In the annuities business, the last few years have left some people scratching their heads. Consider this: In 2016, sales of new variable annuities (VAs) fell more than 20% from the preceding year, according to Morningstar, to represent less than half of the overall market for the first time. Over the same period, sales of fixed annuities advanced 14%, led by fixed-indexed annuities (FIAs), which soared 12% to a record $61 billion in sales.

Then the U.S. Department of Labor’s fiduciary rule was put on hold just weeks before it was set to go into effect, so the Trump administration could examine whether it’s good or bad for the industry. As of this writing, the consensus expectation is that the regs will be made less stringent if they’re not repealed altogether.

The Beginning of the End?
Where all this leaves the industry is anybody’s guess, and opinions vary widely. Yet optimists insist the death of annuities has been greatly exaggerated. “We expect long-term growth in the annuity marketplace given demographic trends and the fraying of traditional government and corporate safety nets,” says Brian Kroll, head of annuity solutions at Lincoln Financial Group, based in Hartford, Conn.

That may be true, but it could still be a bouncy road ahead. “For the balance of the year, I expect VA sales to flatten out and perhaps even increase a bit,” says Scott Stolz, senior vice president in private client group investment products at Raymond James Financial in St. Petersburg, Fla. “In other words, I think we have hit a bottom.”

Fixed annuities, on the other hand, will “continue to gain acceptance as alternatives to bonds and CDs,” Stolz says. “As interest rates rise, advisors will look for ways to get a decent return for clients with no exposure to interest rate risk.”

The Impact of a DOL Repeal
If President Trump and Labor Secretary Alexander Acosta put an end to the DOL reg, as expected—both have made statements opposing it, essentially arguing that the fiduciary standard unfairly straitjackets the market—that would likely have a big impact on future sales trends. “Presumably, this would reverse all of the concerns that have hurt annuity sales [and] I would assume that will cause sales to increase,” says Stolz.
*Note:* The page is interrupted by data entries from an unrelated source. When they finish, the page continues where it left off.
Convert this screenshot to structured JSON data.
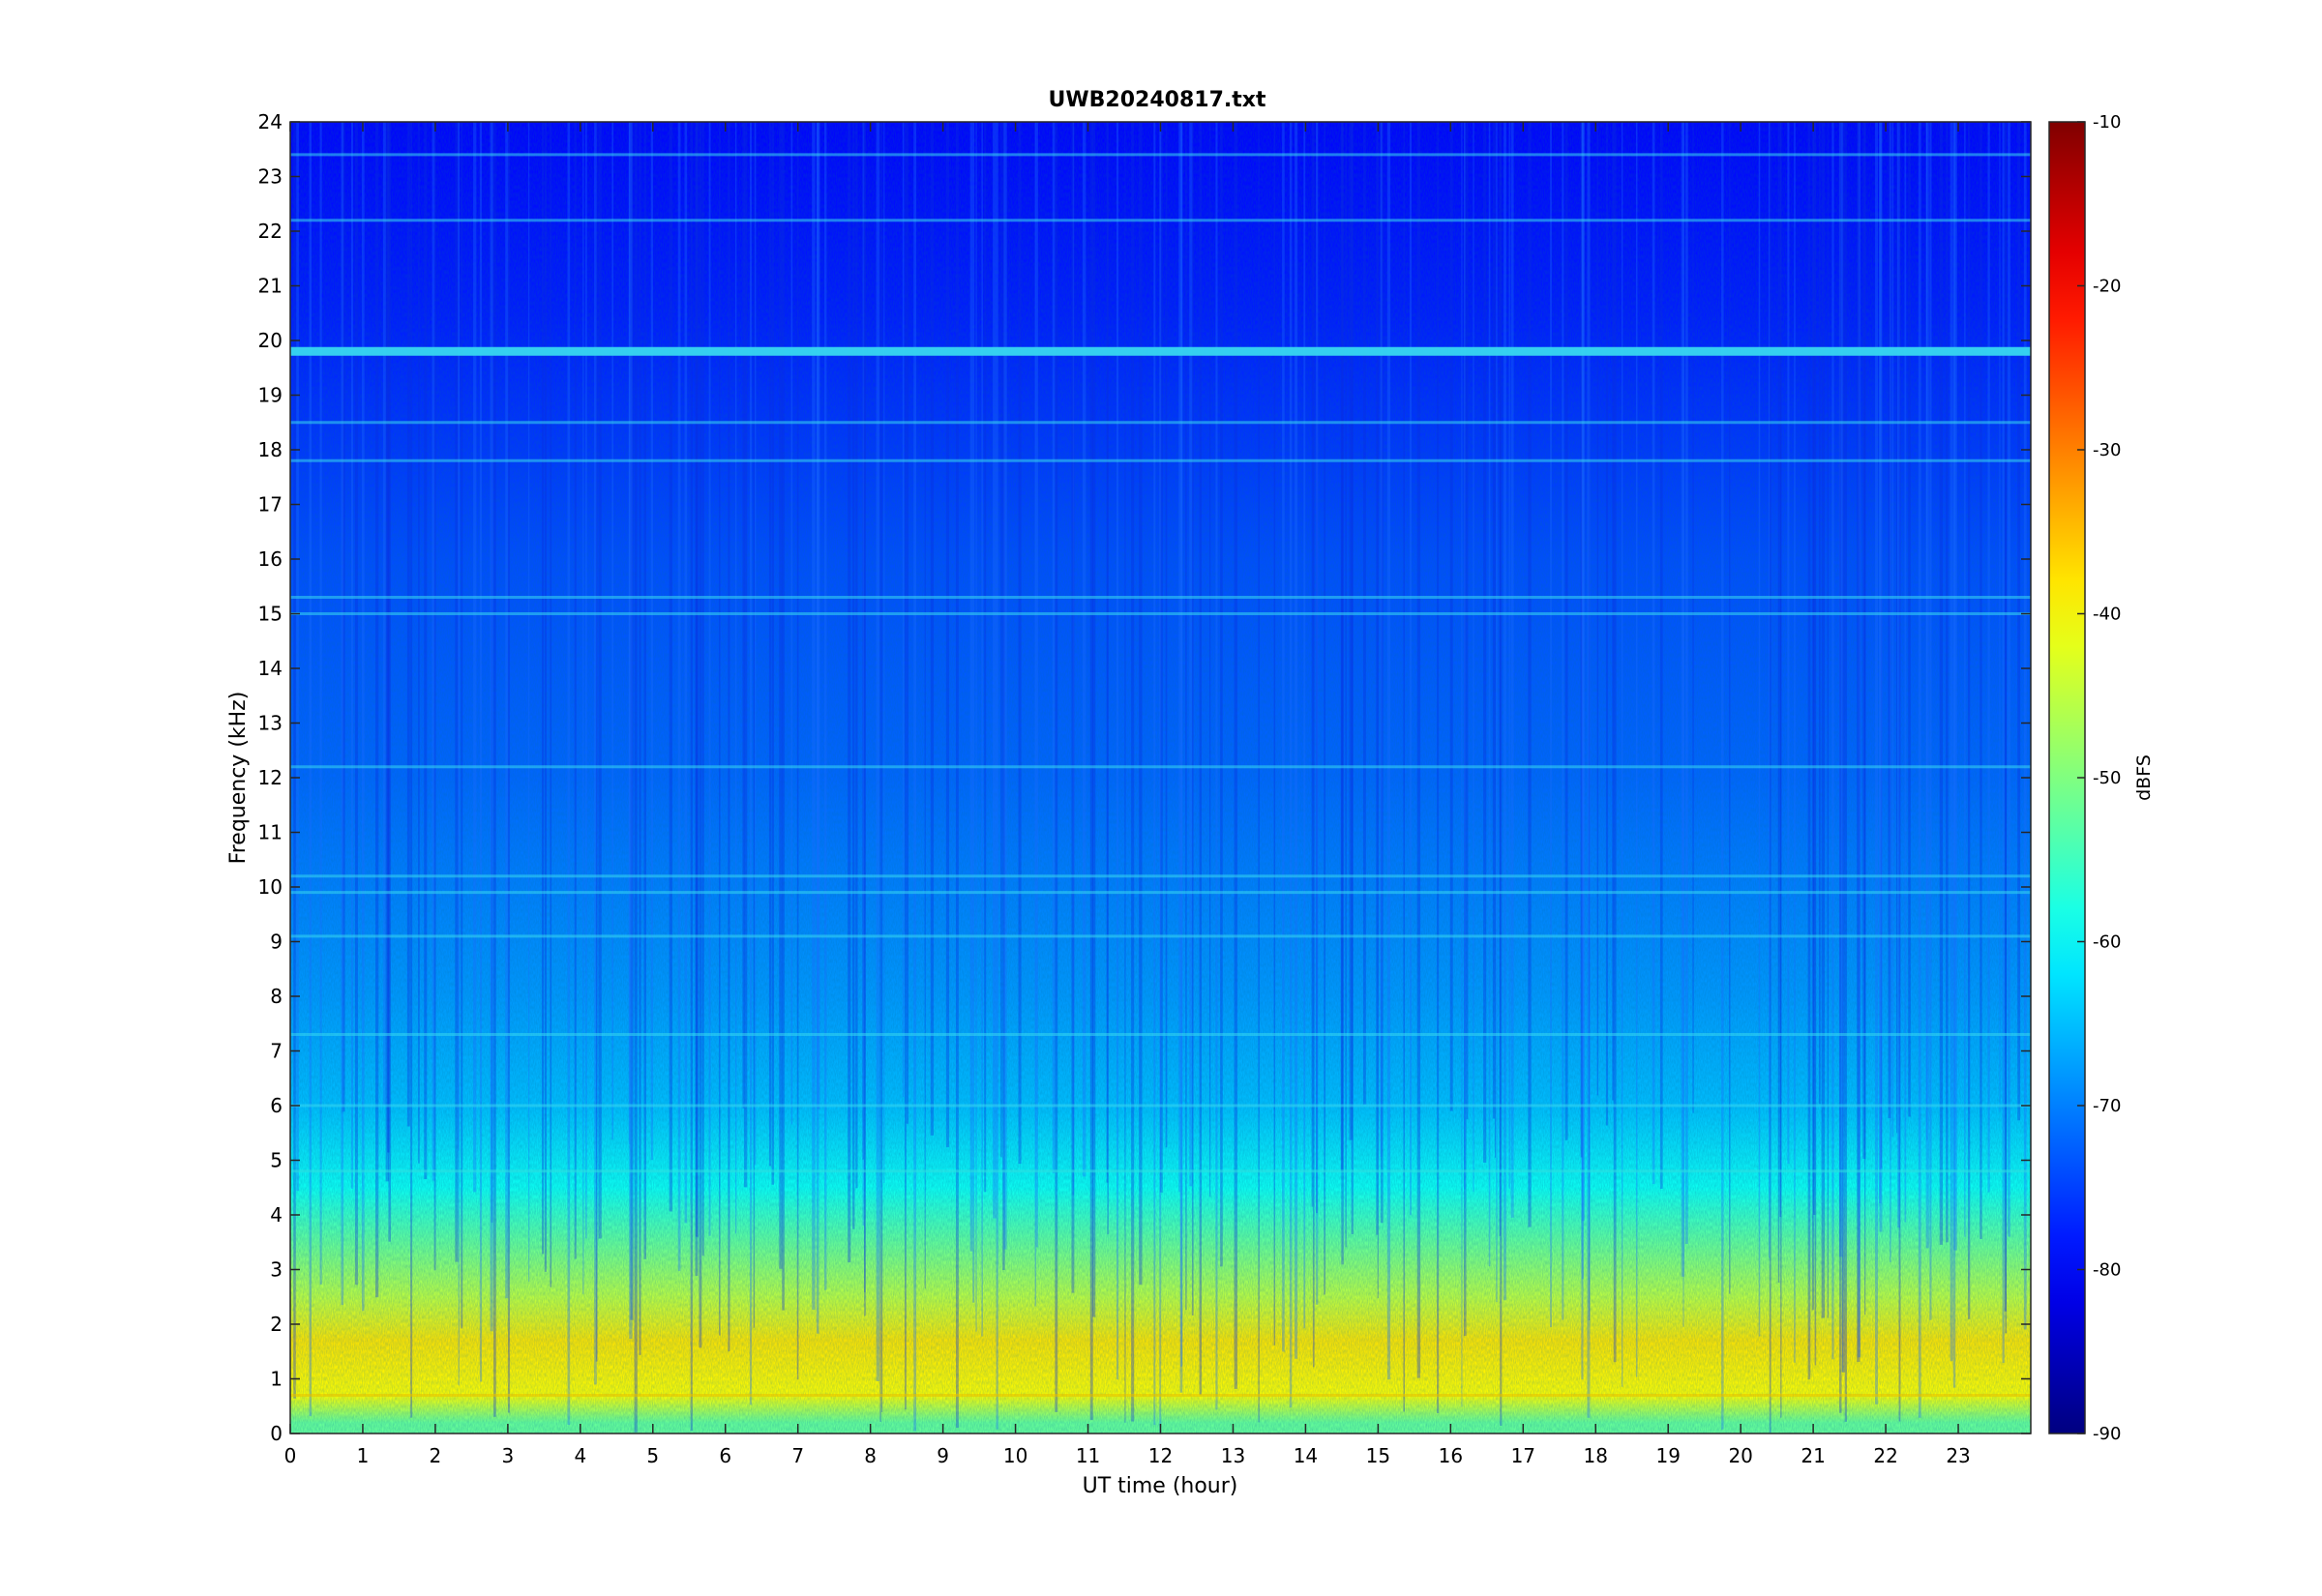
{
  "chart_data": {
    "type": "heatmap",
    "title": "UWB20240817.txt",
    "xlabel": "UT time (hour)",
    "ylabel": "Frequency (kHz)",
    "xlim": [
      0,
      24
    ],
    "ylim": [
      0,
      24
    ],
    "x_ticks": [
      0,
      1,
      2,
      3,
      4,
      5,
      6,
      7,
      8,
      9,
      10,
      11,
      12,
      13,
      14,
      15,
      16,
      17,
      18,
      19,
      20,
      21,
      22,
      23
    ],
    "y_ticks": [
      0,
      1,
      2,
      3,
      4,
      5,
      6,
      7,
      8,
      9,
      10,
      11,
      12,
      13,
      14,
      15,
      16,
      17,
      18,
      19,
      20,
      21,
      22,
      23,
      24
    ],
    "colorbar": {
      "label": "dBFS",
      "range": [
        -90,
        -10
      ],
      "ticks": [
        -90,
        -80,
        -70,
        -60,
        -50,
        -40,
        -30,
        -20,
        -10
      ],
      "colormap": "jet"
    },
    "intensity_profile_dBFS": [
      {
        "freq_khz": 0.2,
        "level": -52
      },
      {
        "freq_khz": 0.7,
        "level": -40
      },
      {
        "freq_khz": 1.7,
        "level": -38
      },
      {
        "freq_khz": 2.5,
        "level": -45
      },
      {
        "freq_khz": 3.5,
        "level": -52
      },
      {
        "freq_khz": 4.5,
        "level": -59
      },
      {
        "freq_khz": 6.0,
        "level": -65
      },
      {
        "freq_khz": 8.0,
        "level": -68
      },
      {
        "freq_khz": 12.0,
        "level": -72
      },
      {
        "freq_khz": 16.0,
        "level": -74
      },
      {
        "freq_khz": 20.5,
        "level": -78
      },
      {
        "freq_khz": 24.0,
        "level": -80
      }
    ],
    "persistent_lines_khz": [
      19.8,
      23.4,
      22.2,
      15.3,
      15.0,
      10.2,
      9.9,
      17.8,
      18.5,
      12.2,
      9.1,
      7.3,
      6.0,
      4.8,
      0.7
    ]
  }
}
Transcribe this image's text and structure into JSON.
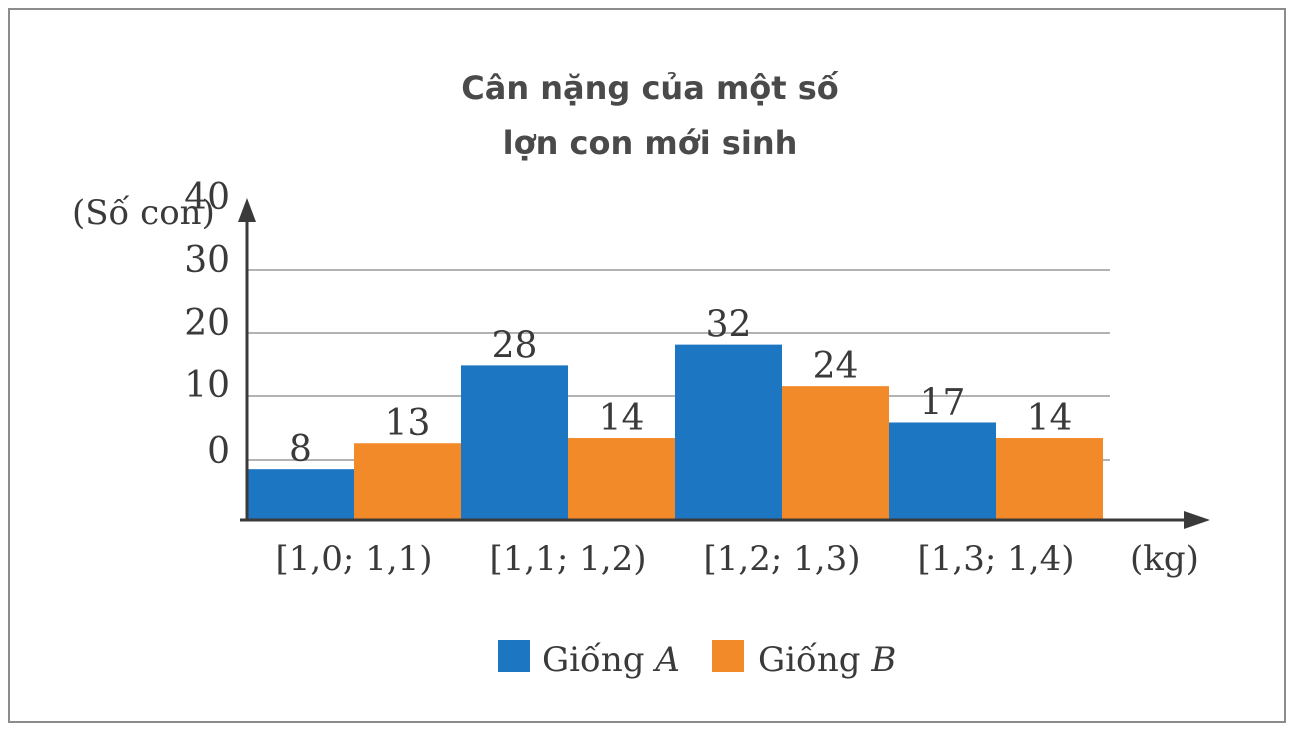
{
  "chart_data": {
    "type": "bar",
    "title_lines": [
      "Cân nặng của một số",
      "lợn con mới sinh"
    ],
    "ylabel": "(Số con)",
    "xlabel": "(kg)",
    "categories": [
      "[1,0; 1,1)",
      "[1,1; 1,2)",
      "[1,2; 1,3)",
      "[1,3; 1,4)"
    ],
    "yticks": [
      "0",
      "10",
      "20",
      "30",
      "40"
    ],
    "series": [
      {
        "name": "Giống A",
        "name_base": "Giống ",
        "name_var": "A",
        "color": "#1d76c2",
        "values": [
          8,
          28,
          32,
          17
        ]
      },
      {
        "name": "Giống B",
        "name_base": "Giống ",
        "name_var": "B",
        "color": "#f28a2a",
        "values": [
          13,
          14,
          24,
          14
        ]
      }
    ],
    "value_labels": [
      [
        "8",
        "28",
        "32",
        "17"
      ],
      [
        "13",
        "14",
        "24",
        "14"
      ]
    ],
    "ylim": [
      0,
      40
    ],
    "grid": true,
    "legend": "bottom-center"
  }
}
It’s a widely shared view, but Michael Kitces, a director of wealth management at Pinnacle Advisory Group in Columbia, Md., and a frequent commentator at, argues the opposite. “Most of the industry has this dead wrong,” he says. The DOL ruling wasn’t bad for annuities, he maintains, and gutting it or eliminating it won’t necessarily improve annuity sales either. Rather than choking off the industry, the new fiduciary standard, if allowed to stand, could actually spur the creation of better products and more responsible sales practices.

Kitces goes on to say that there’s not much point in comparing future sales with those of the past two years. “The dynamics of what annuities did, better or worse, in 2016 versus 2015 was entirely about what was happening with annuities in the past, when Trump wasn’t president and the DOL fiduciary rule wasn’t applicable,” says Kitces. “It has no bearing on the future.”

That may be true, but not everyone is convinced. Erin Botsford, the founder and CEO of Botsford Financial Group in Dallas and Atlanta, argues that the fiduciary ruling made it “more difficult for advisors to sell or recommend VAs and fixed-indexed annuities,” both of which fell under the new fiduciary standard for full disclosure of all fees and expenses, among other strictures.

The future of annuity sales, she adds, may well depend on what Trump and Acosta do about the ruling. “If they can roll it back completely, annuity sales will come back,” says Botsford. That would be good news not just for the industry but also for consumers, she says, because the ruling as it stands is “so onerous it will discourage advisors from recommending the very types of products the small investor could use.”